Littleton balked, Neyland said, feeling it was a covert effort to regionalize the Littleton and Boxborough school districts. No one else responded.

But Harvard School Committee members expressed interest. “I think it’s a fascinating idea,” said Committee member Kirsten Wright.

“I think the next step is a subcommittee,” said committee member Piali De.

“I think this is absolutely fabulous work,” said Chairman Keith Cheveralls.

“We have no idea where it’s going to go but I do see tremendous potential for creative thinking. It’s got to be the wave of the future.”

In other committee news:

* The committee unanimously approved the granting of a guarantee to a Worcester contractor building a $39,420 photovoltaic array atop the “W” shaped roof line at The Bromfield School. Ostrow Electric Co. sought assurances that in the event that the defunct Commonwealth Solar program doesn’t honor its commitment to give the School Department $5,000, the town will pay for the company’s work to build a solar system.

* Selectman Ron Ricci visited the committee and asked what interest there’d be to provide Lyme disease education for students.

“It is a serious issue. I never realized how bad it is,” said Ricci.

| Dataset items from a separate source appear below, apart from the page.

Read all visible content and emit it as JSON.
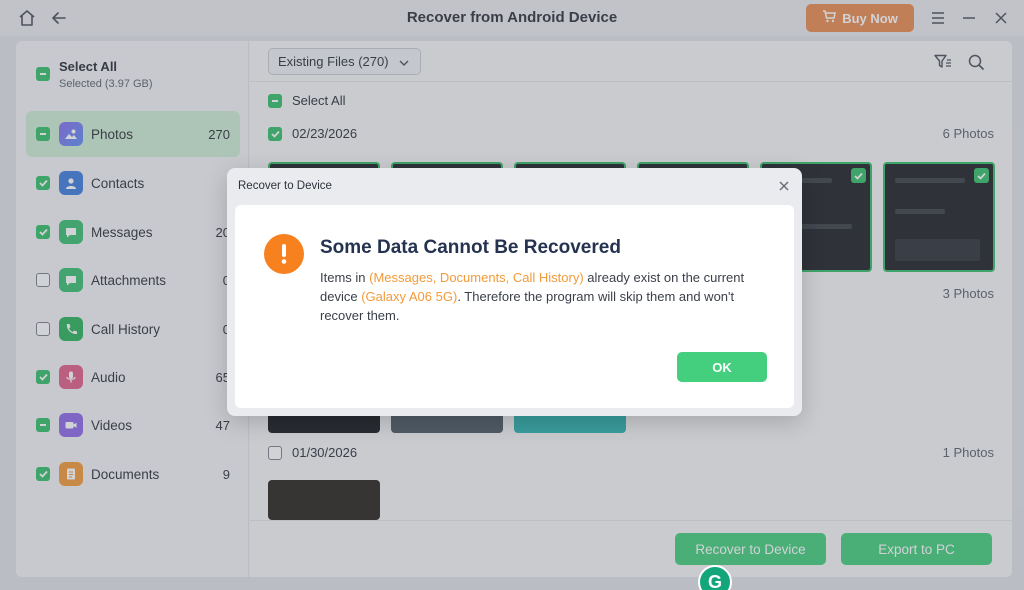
{
  "window": {
    "title": "Recover from Android Device",
    "buy_label": "Buy Now"
  },
  "sidebar": {
    "select_all_label": "Select All",
    "selected_info": "Selected (3.97 GB)",
    "categories": [
      {
        "label": "Photos",
        "count": "270",
        "state": "partial",
        "icon": "photos-icon",
        "color": "#7a6af0"
      },
      {
        "label": "Contacts",
        "count": "",
        "state": "checked",
        "icon": "contacts-icon",
        "color": "#3f7fe0"
      },
      {
        "label": "Messages",
        "count": "20",
        "state": "checked",
        "icon": "messages-icon",
        "color": "#3bbf72"
      },
      {
        "label": "Attachments",
        "count": "0",
        "state": "empty",
        "icon": "attachments-icon",
        "color": "#3bbf72"
      },
      {
        "label": "Call History",
        "count": "0",
        "state": "empty",
        "icon": "call-history-icon",
        "color": "#2fb35e"
      },
      {
        "label": "Audio",
        "count": "65",
        "state": "checked",
        "icon": "audio-icon",
        "color": "#e0608a"
      },
      {
        "label": "Videos",
        "count": "47",
        "state": "partial",
        "icon": "videos-icon",
        "color": "#8f6ae8"
      },
      {
        "label": "Documents",
        "count": "9",
        "state": "checked",
        "icon": "documents-icon",
        "color": "#f39a3a"
      }
    ]
  },
  "main": {
    "filter_dropdown": "Existing Files (270)",
    "select_all_label": "Select All",
    "groups": [
      {
        "date": "02/23/2026",
        "count": "6 Photos"
      },
      {
        "date": "",
        "count": "3 Photos"
      },
      {
        "date": "01/30/2026",
        "count": "1 Photos"
      }
    ],
    "recover_button": "Recover to Device",
    "export_button": "Export to PC"
  },
  "dialog": {
    "title": "Recover to Device",
    "heading": "Some Data Cannot Be Recovered",
    "text_1": "Items in ",
    "highlight_items": "(Messages, Documents, Call History)",
    "text_2": " already exist on the current device ",
    "highlight_device": "(Galaxy A06 5G)",
    "text_3": ". Therefore the program will skip them and won't recover them.",
    "ok_label": "OK"
  },
  "colors": {
    "accent_green": "#43cf7d",
    "check_green": "#35c06a",
    "buy_orange": "#e98c52",
    "warning_orange": "#f7801f",
    "highlight_orange": "#f39a3a"
  }
}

“We have one of the highest incident rates in the state for Lyme disease,” he said.

Chairman Keith Cheveralls said he’d convey to the town Board of Health the committee’s initial interest in helping spread the word about the deer-tick threat that’s hit Harvard especially hard.

* Ricci conveyed that selectmen were establishing a Devens Economic Assessment team to determine “what it costs to run Devens without MassDevelopment.”

Ricci wants a school representative on the team. Key factors to be researched are the affects of the Devens educational contract. Committee members Virginia Justicz and Patty Wenger were to talk over who would serve on the team.

* “It wasn’t neglect. These things take a long time,” said Harvard Teachers Association President Kathleen Doherty of the extra weeks that went into editing the teacher’s new one-year contract, ratified April 12 and which takes effect Sept. 1 through Aug. 31, 2011.

“They couldn’t be rushed. There were a lot of things that needed to be discussed,” Doherty said of final edits to the contract terms.

The committee signed off on the contract Monday night. The union membership will meet in the fall to sign off on the agreement that’s already set to go into effect, Doherty said.